Arizona public utility Salt River Project has agreed to adopt emissions-reduction technologies at one of its coal-fired power plants as part of a legal settlement with the U.S. Environmental Protection Agency.

According to an EPA announcement Tuesday, the utility will spend $400 million to install technologies to clean up the plant, pay a $950,000 fine and will fork out an additional $4 million for community-based environmental projects, such as retrofitting public school buses with emission-reducing equipment and installing solar panels on school roofs.

The agreement marks the 15th settlement from EPA lawsuits aiming to reduce sulfur-dioxide and nitrogen-oxide emissions at power plants.

The lawsuits stem from a Clean Air Act provision called the New Source Review, a permitting program that seeks to keep new and modified industrial buildings from harming the environment.

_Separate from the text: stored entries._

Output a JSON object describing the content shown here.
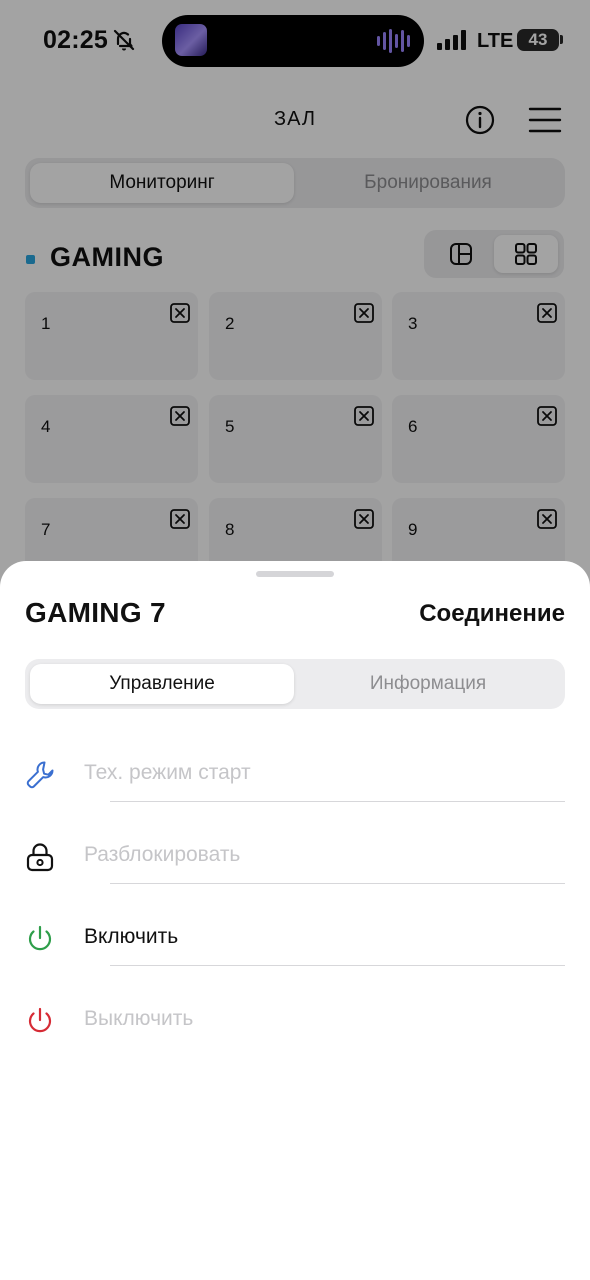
{
  "status_bar": {
    "time": "02:25",
    "network": "LTE",
    "battery": "43"
  },
  "header": {
    "title": "ЗАЛ"
  },
  "tabs": {
    "left": "Мониторинг",
    "right": "Бронирования"
  },
  "zone": {
    "name": "GAMING"
  },
  "tiles": [
    "1",
    "2",
    "3",
    "4",
    "5",
    "6",
    "7",
    "8",
    "9"
  ],
  "sheet": {
    "title": "GAMING 7",
    "status": "Соединение",
    "tabs": {
      "left": "Управление",
      "right": "Информация"
    },
    "actions": [
      {
        "label": "Тех. режим старт",
        "icon": "wrench-icon",
        "enabled": false
      },
      {
        "label": "Разблокировать",
        "icon": "lock-icon",
        "enabled": false
      },
      {
        "label": "Включить",
        "icon": "power-on-icon",
        "enabled": true
      },
      {
        "label": "Выключить",
        "icon": "power-off-icon",
        "enabled": false
      }
    ]
  },
  "colors": {
    "zone_dot": "#2aa7e0",
    "power_on": "#2e9e4a",
    "power_off": "#d62b35",
    "wrench": "#3a6fd0"
  }
}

All but one of the settlements involved coal-fired plants. A settlement with the Nevada Power Co. involved a gas-fired power plant.

More companies also face EPA allegations. The U.S. Department of Justice has issued complaints against four additional companies: Duke Energy Corp., Cinergy Corp. (now owned by Duke Energy), Alabama Power and Kentucky Utilities Co.

All the legal action is clearly pushing power companies to adopt cleaner coal technologies, said Gary Gibbs, vice chairman of the Clean Coal Technology Foundation of Texas, who added that increasingly strict emissions standards are adding to the push.

The clean-coal industry is likely to keep an eye on Salt River Project's progress because the undertaking marks a rare instance of an existing coal-fired plant being retrofitted with state-of-the-art catalytic technology, he said.

Selective-catalytic-reduction technology uses a chemical reaction to reduce nitrogen oxides, or NOx.

Similar technology is already used in vehicles, where catalytic converters are integrated into exhaust systems to convert harmful pollutants into less-harmful emissions before they leave the tailpipe.

But applying the technology to an existing coal-fired power plant is expensive and unusual, Gibbs said.

Gibbs also manages government affairs in Texas for utility American Electric Power (NYSE: AEP). In October, the utility reached one of the biggest EPA coal-fired power plant settlements when it agreed to pay about $4.6 billion to reduce its emissions, along with a $15 million fine.

Gibbs said installing catalytic technology when a coal-fired power plant is being built is easier and cheaper because it can be engineered into the architectural plans.

But integrating the technology into an existing structure is a whole new challenge. "It's the size of a large house turned on its end and stuck to the side of a power plant," he said.

Salt River Project also has agreed to install flue-gas-desulfurization technology, which uses an absorbent material - usually lime or limestone -- to remove sulfur-dioxide emissions. It will also install continuous monitoring systems for particulate-collection technology the plant already has in place.

Upon fulfilling the terms of its settlement, Salt River Project will reduce its NOx and SO2 emissions by more than 21,000 tons per year, according to the EPA.

Gibbs said he hopes the EPA lawsuits will lead to technological breakthroughs that make it cheaper for older plants to reduce their emissions.